Re: Why is fsync so much slower than O_SYNC?

From: Andrew Morton
Date: Thu Mar 18 2004 - 12:13:13 EST


Jeffrey Siegal <jbs@xxxxxxxxxxx> wrote:
>
> Andrew Morton wrote:
> > This is because ext3 is being dumb. It is forcing a journal commit even
> > when the inode has not been altered.
> >
> > Here's a moderately-tested 2.6 fix. A 2.4 fix would be similar.
> >
> >
> > File overwrite:
> >
> > vmm:/mnt/hda5> ~/fsync-is-sucky
> > O_SYNC:
> > Creating
> > Starting
> > iter = 1000, latency = 0.191464ms
> >
> > O_DSYNC:
> > Creating
> > Starting
> > iter = 1000, latency = 0.181637ms
> >
> > fsync:
> > Creating
> > Starting
> > iter = 1000, latency = 0.186326ms
> >
> > fdatasync:
> > Creating
> > Starting
> > iter = 1000, latency = 0.193013ms
>
> Hmm, this doesn't seem right.

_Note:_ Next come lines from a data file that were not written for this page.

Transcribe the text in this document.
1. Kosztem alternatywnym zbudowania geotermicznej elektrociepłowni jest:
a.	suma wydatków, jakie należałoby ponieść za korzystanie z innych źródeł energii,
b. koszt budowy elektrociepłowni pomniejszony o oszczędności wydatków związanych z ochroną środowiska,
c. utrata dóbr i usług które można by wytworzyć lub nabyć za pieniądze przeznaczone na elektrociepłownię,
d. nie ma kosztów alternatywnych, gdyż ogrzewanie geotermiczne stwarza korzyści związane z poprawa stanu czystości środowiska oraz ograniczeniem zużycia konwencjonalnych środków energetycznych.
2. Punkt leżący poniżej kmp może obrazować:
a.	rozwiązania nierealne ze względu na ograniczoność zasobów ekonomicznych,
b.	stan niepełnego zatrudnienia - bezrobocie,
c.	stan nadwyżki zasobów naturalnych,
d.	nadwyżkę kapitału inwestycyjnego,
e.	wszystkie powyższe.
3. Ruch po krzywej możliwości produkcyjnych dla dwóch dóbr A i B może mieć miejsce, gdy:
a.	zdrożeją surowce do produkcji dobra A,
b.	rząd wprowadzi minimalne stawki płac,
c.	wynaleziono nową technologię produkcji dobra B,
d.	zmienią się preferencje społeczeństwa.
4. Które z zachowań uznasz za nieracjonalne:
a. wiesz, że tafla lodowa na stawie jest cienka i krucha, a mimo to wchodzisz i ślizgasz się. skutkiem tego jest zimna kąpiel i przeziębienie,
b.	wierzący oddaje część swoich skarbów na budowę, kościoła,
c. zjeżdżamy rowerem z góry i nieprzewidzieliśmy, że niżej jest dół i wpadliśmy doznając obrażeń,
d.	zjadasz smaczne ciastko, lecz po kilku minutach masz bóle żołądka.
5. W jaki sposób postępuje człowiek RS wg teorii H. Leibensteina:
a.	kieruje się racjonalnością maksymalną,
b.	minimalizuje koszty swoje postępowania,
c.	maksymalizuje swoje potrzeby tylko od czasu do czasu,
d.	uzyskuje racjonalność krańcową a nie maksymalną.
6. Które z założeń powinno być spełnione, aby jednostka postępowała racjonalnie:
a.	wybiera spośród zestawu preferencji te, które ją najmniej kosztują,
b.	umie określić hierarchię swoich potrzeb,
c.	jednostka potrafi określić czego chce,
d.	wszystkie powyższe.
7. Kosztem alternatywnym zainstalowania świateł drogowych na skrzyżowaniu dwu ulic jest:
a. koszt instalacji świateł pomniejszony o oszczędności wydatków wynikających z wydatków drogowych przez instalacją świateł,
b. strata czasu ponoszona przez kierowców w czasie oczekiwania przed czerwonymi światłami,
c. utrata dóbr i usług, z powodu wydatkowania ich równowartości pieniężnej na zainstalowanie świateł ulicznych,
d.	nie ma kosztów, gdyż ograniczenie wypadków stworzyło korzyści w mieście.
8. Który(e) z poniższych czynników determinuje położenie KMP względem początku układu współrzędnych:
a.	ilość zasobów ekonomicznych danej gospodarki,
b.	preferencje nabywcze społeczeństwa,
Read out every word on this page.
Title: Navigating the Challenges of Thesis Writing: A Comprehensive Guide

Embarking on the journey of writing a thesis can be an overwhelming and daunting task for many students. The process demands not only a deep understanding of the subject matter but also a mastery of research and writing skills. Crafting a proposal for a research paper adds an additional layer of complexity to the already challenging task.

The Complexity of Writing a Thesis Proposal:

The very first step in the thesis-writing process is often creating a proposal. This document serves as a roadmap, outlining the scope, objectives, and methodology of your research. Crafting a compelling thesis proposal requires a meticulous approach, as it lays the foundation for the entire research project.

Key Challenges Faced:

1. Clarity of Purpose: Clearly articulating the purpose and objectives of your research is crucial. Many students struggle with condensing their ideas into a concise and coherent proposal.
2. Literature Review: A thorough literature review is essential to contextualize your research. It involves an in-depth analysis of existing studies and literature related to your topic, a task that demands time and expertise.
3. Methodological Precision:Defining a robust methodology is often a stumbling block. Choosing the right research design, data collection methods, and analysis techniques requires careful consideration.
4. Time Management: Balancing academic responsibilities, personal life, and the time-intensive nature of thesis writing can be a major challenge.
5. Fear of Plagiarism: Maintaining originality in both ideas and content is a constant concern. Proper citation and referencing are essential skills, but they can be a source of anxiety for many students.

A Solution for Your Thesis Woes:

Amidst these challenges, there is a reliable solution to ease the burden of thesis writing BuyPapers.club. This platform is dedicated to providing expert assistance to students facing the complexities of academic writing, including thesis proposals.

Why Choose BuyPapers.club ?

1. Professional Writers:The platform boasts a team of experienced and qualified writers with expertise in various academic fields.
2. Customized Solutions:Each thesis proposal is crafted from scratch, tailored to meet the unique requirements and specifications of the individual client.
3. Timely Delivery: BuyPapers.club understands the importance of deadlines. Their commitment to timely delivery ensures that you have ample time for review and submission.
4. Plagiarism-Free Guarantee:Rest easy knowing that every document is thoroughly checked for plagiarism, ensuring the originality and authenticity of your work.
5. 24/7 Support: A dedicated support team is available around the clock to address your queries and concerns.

For an overwrite, it should still be
> waiting for just the data page to be written out, and that should take
> about 8ms (for a 7200rpm drive),

That's with the disk writeback cache enabled.

> and the append case should take longer,
> since it requires writing both the data page and then the journal.

Append takes 40 times longer, because in that case we need to commit the
journal after each sync to write the modifed inode.